Christians, more often than not, are not the instigators of another person’s feelings. We don’t cause someone to become angry at us, or to hate us, or to think we’re being judgmental. Often, the quiet Christian is harassed solely because they exist in the same space as the other person or people and are, well, being Christian.
“If I don’t cause the reaction, why does it happen? Are these people just hateful individuals?” Not at all. Instead, those responses are internal to that person. The feelings inside them well up and are driven out at the Christian, making them the target of all of the feelings.
So, then, one will ask, “What are the source of these feelings? These are not people that normally live lives of anger.” How can it be that seemingly passive or accepting people (read “tolerant”) become so vicious?
In the end, the answer is fairly simple for the Christian to understand, and folly to all others. They have the Law written on their hearts, as we all do. The very sight of Christians and Christian signs and symbols wrenches on their hearts and minds, and injects a feeling of guilt that bounces off of their hardened hearts and becomes hate as it leaves their lips. They don’t hate you, though, but rather they hate Christ and all that He is. They cannot stomach the thought of their sins, their breaking of the moral code of God, and they live in fear of the judgment that is theirs because of their sin. They are not even aware of it.
And the worst part of this reaction is that we do the same things to God. We, in our sinful lives, hate God. Our stomachs turn and our sinful hearts turn away. We strive to run from God as fast as we can.
“But, how can that be?” you say. “I go to church, read my Bible and pray, and I believe. How can I hate God?” The key difference between the believer and the unbeliever is faith. We have faith, given by the Holy Spirit through the power of God’s Word.
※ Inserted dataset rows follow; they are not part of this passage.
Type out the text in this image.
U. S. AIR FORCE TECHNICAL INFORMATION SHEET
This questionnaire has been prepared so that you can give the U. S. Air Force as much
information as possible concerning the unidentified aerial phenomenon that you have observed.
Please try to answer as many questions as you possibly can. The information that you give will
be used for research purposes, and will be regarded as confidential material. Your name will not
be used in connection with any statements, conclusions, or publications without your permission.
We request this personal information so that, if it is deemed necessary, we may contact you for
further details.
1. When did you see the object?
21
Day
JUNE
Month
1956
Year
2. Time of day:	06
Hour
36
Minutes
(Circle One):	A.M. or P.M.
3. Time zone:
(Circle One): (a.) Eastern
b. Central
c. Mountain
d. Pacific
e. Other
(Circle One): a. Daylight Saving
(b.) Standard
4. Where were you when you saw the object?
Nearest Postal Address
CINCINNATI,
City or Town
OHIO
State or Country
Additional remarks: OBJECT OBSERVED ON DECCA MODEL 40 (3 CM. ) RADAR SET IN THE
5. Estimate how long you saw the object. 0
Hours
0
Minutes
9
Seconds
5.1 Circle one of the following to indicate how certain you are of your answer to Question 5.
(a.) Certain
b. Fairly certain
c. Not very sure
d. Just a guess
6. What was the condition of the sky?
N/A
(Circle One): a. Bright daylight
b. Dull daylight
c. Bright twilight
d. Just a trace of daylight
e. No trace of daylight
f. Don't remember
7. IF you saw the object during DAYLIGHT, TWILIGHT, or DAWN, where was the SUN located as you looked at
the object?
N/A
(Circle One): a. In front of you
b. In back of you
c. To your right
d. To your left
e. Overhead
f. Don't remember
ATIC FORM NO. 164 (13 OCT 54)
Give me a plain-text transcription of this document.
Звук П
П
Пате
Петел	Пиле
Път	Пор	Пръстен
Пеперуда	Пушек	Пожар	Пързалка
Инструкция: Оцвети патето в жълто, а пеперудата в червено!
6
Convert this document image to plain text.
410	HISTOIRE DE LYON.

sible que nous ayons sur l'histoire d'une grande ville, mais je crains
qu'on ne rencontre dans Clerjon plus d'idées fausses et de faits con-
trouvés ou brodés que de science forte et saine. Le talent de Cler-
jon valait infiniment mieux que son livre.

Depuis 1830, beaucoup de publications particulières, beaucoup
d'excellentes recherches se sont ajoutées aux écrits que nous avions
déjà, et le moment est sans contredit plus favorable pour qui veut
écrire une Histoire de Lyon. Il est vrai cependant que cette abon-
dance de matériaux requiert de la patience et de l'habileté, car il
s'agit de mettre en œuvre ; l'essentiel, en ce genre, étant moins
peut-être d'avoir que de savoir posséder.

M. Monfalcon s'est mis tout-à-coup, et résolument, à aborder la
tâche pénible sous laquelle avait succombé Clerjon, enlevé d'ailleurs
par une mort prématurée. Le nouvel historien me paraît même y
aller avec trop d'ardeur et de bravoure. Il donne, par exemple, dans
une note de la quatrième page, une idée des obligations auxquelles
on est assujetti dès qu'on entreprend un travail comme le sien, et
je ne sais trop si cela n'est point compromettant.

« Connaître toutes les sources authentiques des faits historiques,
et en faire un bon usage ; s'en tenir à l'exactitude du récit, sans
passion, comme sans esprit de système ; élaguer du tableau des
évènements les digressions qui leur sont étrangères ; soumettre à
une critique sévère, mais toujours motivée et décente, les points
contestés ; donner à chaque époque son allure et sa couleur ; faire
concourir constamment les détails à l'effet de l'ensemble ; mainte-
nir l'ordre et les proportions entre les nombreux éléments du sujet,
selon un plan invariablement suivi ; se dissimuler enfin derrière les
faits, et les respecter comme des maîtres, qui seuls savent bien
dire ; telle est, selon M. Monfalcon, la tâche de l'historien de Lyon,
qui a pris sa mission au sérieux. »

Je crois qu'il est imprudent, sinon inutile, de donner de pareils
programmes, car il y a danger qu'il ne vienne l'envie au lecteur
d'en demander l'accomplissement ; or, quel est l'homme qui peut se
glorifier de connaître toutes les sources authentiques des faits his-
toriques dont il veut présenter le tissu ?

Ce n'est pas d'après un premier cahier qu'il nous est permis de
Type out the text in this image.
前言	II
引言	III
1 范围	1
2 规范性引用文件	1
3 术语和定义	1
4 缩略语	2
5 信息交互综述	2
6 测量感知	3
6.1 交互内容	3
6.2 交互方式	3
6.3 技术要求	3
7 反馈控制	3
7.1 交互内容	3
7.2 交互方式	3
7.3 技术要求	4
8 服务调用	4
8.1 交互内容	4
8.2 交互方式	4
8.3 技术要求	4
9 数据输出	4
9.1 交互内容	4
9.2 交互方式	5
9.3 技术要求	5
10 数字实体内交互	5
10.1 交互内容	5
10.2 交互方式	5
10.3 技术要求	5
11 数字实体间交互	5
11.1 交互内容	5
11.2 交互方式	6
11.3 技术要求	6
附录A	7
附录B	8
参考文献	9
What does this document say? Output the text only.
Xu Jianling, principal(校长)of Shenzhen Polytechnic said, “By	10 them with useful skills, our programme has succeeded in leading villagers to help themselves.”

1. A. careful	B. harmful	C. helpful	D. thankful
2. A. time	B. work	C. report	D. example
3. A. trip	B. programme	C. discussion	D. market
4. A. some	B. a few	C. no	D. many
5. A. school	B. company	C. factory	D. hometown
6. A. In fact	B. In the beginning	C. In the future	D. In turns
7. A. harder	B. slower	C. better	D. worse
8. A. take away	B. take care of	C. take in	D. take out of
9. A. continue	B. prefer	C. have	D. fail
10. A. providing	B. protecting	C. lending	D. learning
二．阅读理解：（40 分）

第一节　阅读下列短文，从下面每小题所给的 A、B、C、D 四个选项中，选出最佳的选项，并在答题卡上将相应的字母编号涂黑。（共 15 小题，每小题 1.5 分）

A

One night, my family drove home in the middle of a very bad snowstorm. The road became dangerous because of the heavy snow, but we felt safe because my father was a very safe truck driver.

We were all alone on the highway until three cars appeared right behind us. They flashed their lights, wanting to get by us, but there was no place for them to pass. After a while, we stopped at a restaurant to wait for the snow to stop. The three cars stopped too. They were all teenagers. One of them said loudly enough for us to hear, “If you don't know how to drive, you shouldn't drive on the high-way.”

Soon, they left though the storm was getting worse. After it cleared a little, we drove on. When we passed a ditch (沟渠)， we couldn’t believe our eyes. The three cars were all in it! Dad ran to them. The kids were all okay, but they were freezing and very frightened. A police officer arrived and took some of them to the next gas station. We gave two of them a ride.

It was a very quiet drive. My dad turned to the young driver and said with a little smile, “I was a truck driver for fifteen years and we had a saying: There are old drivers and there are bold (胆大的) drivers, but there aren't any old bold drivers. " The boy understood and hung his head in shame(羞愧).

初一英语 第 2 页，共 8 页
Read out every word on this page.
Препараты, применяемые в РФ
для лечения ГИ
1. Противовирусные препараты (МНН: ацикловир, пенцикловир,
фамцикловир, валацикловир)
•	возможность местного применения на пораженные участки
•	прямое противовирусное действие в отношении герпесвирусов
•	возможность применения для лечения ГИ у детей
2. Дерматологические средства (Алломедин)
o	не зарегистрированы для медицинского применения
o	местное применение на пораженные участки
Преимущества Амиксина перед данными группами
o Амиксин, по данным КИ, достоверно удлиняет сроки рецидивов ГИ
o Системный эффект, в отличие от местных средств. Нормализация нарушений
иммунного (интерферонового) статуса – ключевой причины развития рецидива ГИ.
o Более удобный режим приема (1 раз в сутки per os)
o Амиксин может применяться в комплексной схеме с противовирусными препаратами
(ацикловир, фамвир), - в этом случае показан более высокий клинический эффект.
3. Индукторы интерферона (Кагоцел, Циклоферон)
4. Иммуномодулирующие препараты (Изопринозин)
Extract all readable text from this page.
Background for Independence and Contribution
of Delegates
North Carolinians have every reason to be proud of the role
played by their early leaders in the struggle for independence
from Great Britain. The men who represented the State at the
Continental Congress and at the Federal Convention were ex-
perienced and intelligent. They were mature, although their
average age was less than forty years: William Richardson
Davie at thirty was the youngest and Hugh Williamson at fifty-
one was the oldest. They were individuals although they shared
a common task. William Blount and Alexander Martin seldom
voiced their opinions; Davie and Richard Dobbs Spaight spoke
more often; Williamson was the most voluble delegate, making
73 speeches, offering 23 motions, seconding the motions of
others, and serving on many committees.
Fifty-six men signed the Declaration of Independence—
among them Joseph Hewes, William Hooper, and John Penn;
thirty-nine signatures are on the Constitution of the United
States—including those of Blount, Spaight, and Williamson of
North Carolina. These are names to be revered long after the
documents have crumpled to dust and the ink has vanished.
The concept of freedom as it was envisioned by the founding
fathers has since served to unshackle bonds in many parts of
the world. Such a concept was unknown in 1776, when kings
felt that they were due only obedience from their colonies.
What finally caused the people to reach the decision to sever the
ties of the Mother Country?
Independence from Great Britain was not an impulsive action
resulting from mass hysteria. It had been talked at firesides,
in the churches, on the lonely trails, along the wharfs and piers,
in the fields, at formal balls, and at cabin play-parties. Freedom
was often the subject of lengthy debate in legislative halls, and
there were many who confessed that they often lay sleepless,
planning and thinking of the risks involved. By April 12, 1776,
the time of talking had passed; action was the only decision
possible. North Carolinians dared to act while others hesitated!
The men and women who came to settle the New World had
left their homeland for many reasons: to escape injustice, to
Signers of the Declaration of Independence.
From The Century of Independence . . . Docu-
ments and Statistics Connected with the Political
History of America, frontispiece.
Because of that faith, the Holy Spirit turns us towards God and His Son Jesus Christ, and we are saved! By the power outside of ourselves, we are made right before God. We are because, as Ephesians 2:10 says, “For we are his workmanship, created in Christ Jesus for good works, which God prepared beforehand, that we should walk in them.”
That’s the blessing of God’s power and the comfort of His merciful gift in Christ Jesus. We are able to live freely in our faith, and able to complete the works of God for the world around us.
The unbeliever doesn’t have that comfort. They don’t have the faith that saves them from the wretched guilt that eats their insides. Without the Word of God, they are not even able to give it a name. They just know that they hate that cross you wear, the Bible you carry, the worship music you listen to, or the book about your faith that you read. They cannot understand because they do not have the language that we receive in our faith.
We live in a world that doesn’t understand us. It doesn’t know Christ inherently. God is only revealed to us by God’s Word. This is why we must continue to speak it to the world. Whenever we can, whether it is the quiet lunch conversation with the grieving co-worker, the smiling message of gratefulness and thanks to the grocery store clerk, or the words of forgiveness and strength to our friends and family, we can speak the Word of God and the comfort that comes in Christ Jesus our Lord through our words and actions.